Hacker News new | ask | show | jobs
by yoklov 2941 days ago
It’s been a long time (and this was never my strongest area), but in case someone who really knows what they’re talking about doesn’t get back to you, it’s basically a particle who may or may not exist based on quantum uncertainty, but in practice IIUC it’s more like an excitation of the underlying quantum field.
2 comments

Both real and virtual "versions" of a type of particles are described as excitations of the same quantum field; the difference is that only the real particles can be detected experimentally, whereas the virtual ones are used to model interactions between (real) particles and thus only appear in calculations.
Thanks, that helps, I think...!

Would it be roughly correct to say that virtual particles by definition always vanish (mutually annihilate, etc, whatever) before the measured outcome of an experiment, therefore they definitely cannot be directly observed?

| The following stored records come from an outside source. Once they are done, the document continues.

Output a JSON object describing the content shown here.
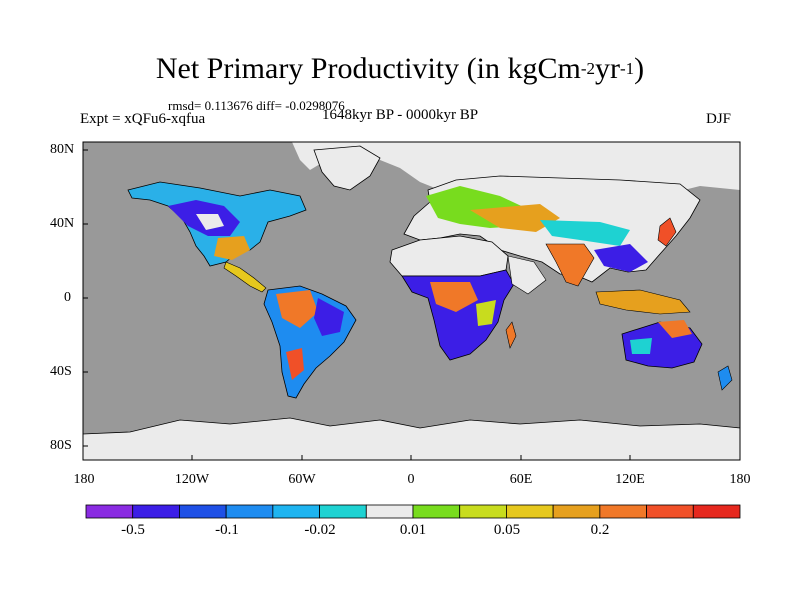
{
  "title": {
    "main": "Net Primary Productivity (in kgCm",
    "exp1": "-2",
    "mid": "yr",
    "exp2": "-1",
    "close": ")"
  },
  "subtitle": {
    "stats": "rmsd= 0.113676 diff= -0.0298076",
    "experiment": "Expt = xQFu6-xqfua",
    "period": "1648kyr BP - 0000kyr BP",
    "season": "DJF"
  },
  "axes": {
    "lat_labels": [
      "80N",
      "40N",
      "0",
      "40S",
      "80S"
    ],
    "lon_labels": [
      "180",
      "120W",
      "60W",
      "0",
      "60E",
      "120E",
      "180"
    ]
  },
  "colorbar": {
    "colors": [
      "#8a2be2",
      "#3c1ee6",
      "#1e50e6",
      "#1e8cf0",
      "#1eb4f0",
      "#1ed2d2",
      "#ebebeb",
      "#78dc1e",
      "#c8dc1e",
      "#e6c81e",
      "#e6a01e",
      "#f07828",
      "#f05028",
      "#e6281e"
    ],
    "labels": [
      "-0.5",
      "-0.1",
      "-0.02",
      "0.01",
      "0.05",
      "0.2"
    ]
  },
  "map": {
    "ocean_color": "#999999",
    "ice_color": "#ebebeb"
  }
}
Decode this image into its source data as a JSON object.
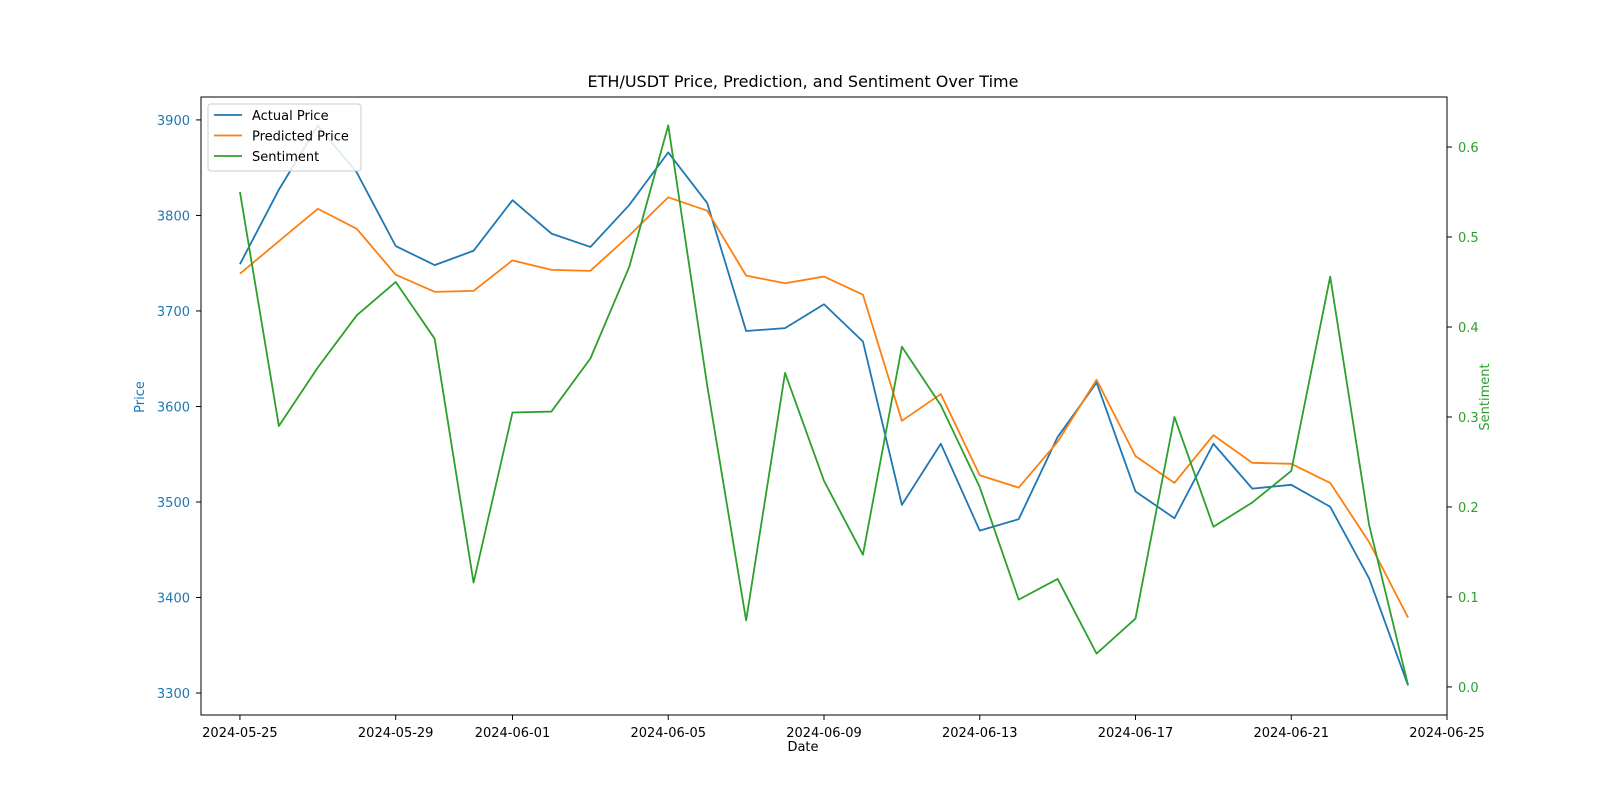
{
  "chart_data": {
    "type": "line",
    "title": "ETH/USDT Price, Prediction, and Sentiment Over Time",
    "xlabel": "Date",
    "ylabel": "Price",
    "y2label": "Sentiment",
    "x": [
      "2024-05-25",
      "2024-05-26",
      "2024-05-27",
      "2024-05-28",
      "2024-05-29",
      "2024-05-30",
      "2024-05-31",
      "2024-06-01",
      "2024-06-02",
      "2024-06-03",
      "2024-06-04",
      "2024-06-05",
      "2024-06-06",
      "2024-06-07",
      "2024-06-08",
      "2024-06-09",
      "2024-06-10",
      "2024-06-11",
      "2024-06-12",
      "2024-06-13",
      "2024-06-14",
      "2024-06-15",
      "2024-06-16",
      "2024-06-17",
      "2024-06-18",
      "2024-06-19",
      "2024-06-20",
      "2024-06-21",
      "2024-06-22",
      "2024-06-23",
      "2024-06-24"
    ],
    "xticks": [
      "2024-05-25",
      "2024-05-29",
      "2024-06-01",
      "2024-06-05",
      "2024-06-09",
      "2024-06-13",
      "2024-06-17",
      "2024-06-21",
      "2024-06-25"
    ],
    "xlim": [
      "2024-05-24",
      "2024-06-25"
    ],
    "ylim": [
      3277,
      3924
    ],
    "yticks": [
      3300,
      3400,
      3500,
      3600,
      3700,
      3800,
      3900
    ],
    "y2lim": [
      -0.0312,
      0.6556
    ],
    "y2ticks": [
      0.0,
      0.1,
      0.2,
      0.3,
      0.4,
      0.5,
      0.6
    ],
    "grid": false,
    "legend_position": "top-left",
    "series": [
      {
        "name": "Actual Price",
        "axis": "left",
        "color": "#1f77b4",
        "values": [
          3749,
          3827,
          3894,
          3845,
          3768,
          3748,
          3763,
          3816,
          3781,
          3767,
          3811,
          3866,
          3813,
          3679,
          3682,
          3707,
          3668,
          3497,
          3561,
          3470,
          3482,
          3568,
          3625,
          3511,
          3483,
          3561,
          3514,
          3518,
          3495,
          3420,
          3308
        ]
      },
      {
        "name": "Predicted Price",
        "axis": "left",
        "color": "#ff7f0e",
        "values": [
          3739,
          3773,
          3807,
          3786,
          3738,
          3720,
          3721,
          3753,
          3743,
          3742,
          3779,
          3819,
          3805,
          3737,
          3729,
          3736,
          3717,
          3585,
          3613,
          3528,
          3515,
          3563,
          3628,
          3548,
          3520,
          3570,
          3541,
          3540,
          3520,
          3458,
          3379
        ]
      },
      {
        "name": "Sentiment",
        "axis": "right",
        "color": "#2ca02c",
        "values": [
          0.55,
          0.29,
          0.355,
          0.413,
          0.45,
          0.387,
          0.116,
          0.305,
          0.306,
          0.365,
          0.467,
          0.624,
          0.335,
          0.074,
          0.349,
          0.229,
          0.147,
          0.378,
          0.313,
          0.222,
          0.097,
          0.12,
          0.037,
          0.076,
          0.3,
          0.178,
          0.205,
          0.24,
          0.456,
          0.18,
          0.002
        ]
      }
    ]
  },
  "colors": {
    "left_axis": "#1f77b4",
    "right_axis": "#2ca02c",
    "frame": "#000000"
  }
}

But they're an integral part of the model, therefore if the model is correct, they really do have a real physical existence (in some complex quantum sense)?

I do not believe so. Generally speaking, mathematical models often include what I call "scaffolding," which is something that, while being part of the model, does not represent anything real. (Different models are likely have different scaffolding, and some future theory might do away with virtual particles as a mechanism of interaction.)
IIRC, those are also called quasiparticles.